Lowering his gaze to his lap, he shook his head. Th
e quiet crackle of the fire floated through the room as he worked a swallow. Cleared his throat. “I found Shahzar’s camp and hunkered down to do a little surveillance. I didn’t want to launch an attack until I was sure he was there, and using coms was a non-option since the signal would’ve revealed my position. At the time, I assumed City and the team would show up hot on my heels, disobeying my orders. But the longer I waited, the more nervous I got, all while I kept getting distracted with trying to get close without being spotted.”
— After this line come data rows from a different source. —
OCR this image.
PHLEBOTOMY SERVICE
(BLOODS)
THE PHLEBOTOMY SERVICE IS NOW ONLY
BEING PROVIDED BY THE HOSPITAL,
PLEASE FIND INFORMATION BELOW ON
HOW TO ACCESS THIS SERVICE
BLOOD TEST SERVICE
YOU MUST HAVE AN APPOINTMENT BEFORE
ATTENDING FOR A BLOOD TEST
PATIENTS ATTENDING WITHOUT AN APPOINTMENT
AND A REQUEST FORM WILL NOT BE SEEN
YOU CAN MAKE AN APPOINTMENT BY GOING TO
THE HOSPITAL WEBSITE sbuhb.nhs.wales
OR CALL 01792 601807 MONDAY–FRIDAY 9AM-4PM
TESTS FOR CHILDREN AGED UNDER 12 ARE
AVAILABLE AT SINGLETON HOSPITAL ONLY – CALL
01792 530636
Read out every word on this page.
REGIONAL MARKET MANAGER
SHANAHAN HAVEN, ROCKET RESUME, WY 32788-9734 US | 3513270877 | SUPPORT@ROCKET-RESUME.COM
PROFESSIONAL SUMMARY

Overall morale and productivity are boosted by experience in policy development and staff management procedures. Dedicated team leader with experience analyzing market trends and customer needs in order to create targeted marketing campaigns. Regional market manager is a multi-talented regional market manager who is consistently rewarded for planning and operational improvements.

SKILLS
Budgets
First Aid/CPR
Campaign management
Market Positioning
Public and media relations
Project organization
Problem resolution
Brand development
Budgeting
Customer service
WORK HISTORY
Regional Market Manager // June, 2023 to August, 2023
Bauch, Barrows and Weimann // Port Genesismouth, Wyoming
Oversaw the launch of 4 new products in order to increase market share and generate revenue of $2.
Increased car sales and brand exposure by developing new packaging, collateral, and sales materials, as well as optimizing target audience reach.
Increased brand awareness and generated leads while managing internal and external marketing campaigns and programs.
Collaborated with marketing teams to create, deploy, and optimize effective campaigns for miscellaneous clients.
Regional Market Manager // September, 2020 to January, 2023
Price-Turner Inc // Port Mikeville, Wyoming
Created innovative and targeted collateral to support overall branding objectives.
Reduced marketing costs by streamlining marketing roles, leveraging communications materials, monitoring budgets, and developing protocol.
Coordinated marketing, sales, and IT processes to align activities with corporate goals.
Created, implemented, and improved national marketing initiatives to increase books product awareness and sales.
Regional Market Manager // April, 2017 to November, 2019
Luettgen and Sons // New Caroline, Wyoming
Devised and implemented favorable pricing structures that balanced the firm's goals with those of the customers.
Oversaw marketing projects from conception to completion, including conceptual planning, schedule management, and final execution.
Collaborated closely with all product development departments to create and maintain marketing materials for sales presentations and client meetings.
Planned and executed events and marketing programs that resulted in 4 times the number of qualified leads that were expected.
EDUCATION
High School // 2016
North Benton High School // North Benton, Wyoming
And the possibility he was marching straight toward his suicide? That he’d never stumble out of Shahzar’s camp a free man again?
No big deal. That probably hadn’t been playing on his conscience at all.
He moved his focus to the wall and she clenched her jaw at the unbearable memories searing a path of grief-stricken agony across his face. “By the time dawn hit, I’d taken out half a dozen men and breached the perimeter, only to find the place was an endless series of booby traps and Shahzar was long gone. It was another set-up. Another trick. I immediately broke radio silence but, by then, I was too late. Felicity and the team had already infiltrated the bunker through the back, and the next thing I remember was being evacked back to base to have the shrapnel of an IED barrel bomb dug from various locations on my body.”
Sweet Jesus. The strength drained from Tanner’s muscles, her tongue completely robbed of any appropriate response. I’m sorry just didn’t seem like enough. And no matter what other placating clichés she came up with, chances were good they wouldn’t make a bit of difference to Ben.
He’d still carry that day with him, the unsung beneficiary of a mass murder that lay solely at Vaheed Shahzar’s feet.
Anger nailed the center of her chest cavity, and she crossed her arms against the impulse to round up everyone at Dirty Deeds so they could send the asshole back to hell where he belonged. It really was too bad Shahzar was unreachable. She would’ve given her eye teeth to balance the scales for Ben. Maybe even offer him a much-needed first step in helping him heal. “Did they ever catch him?”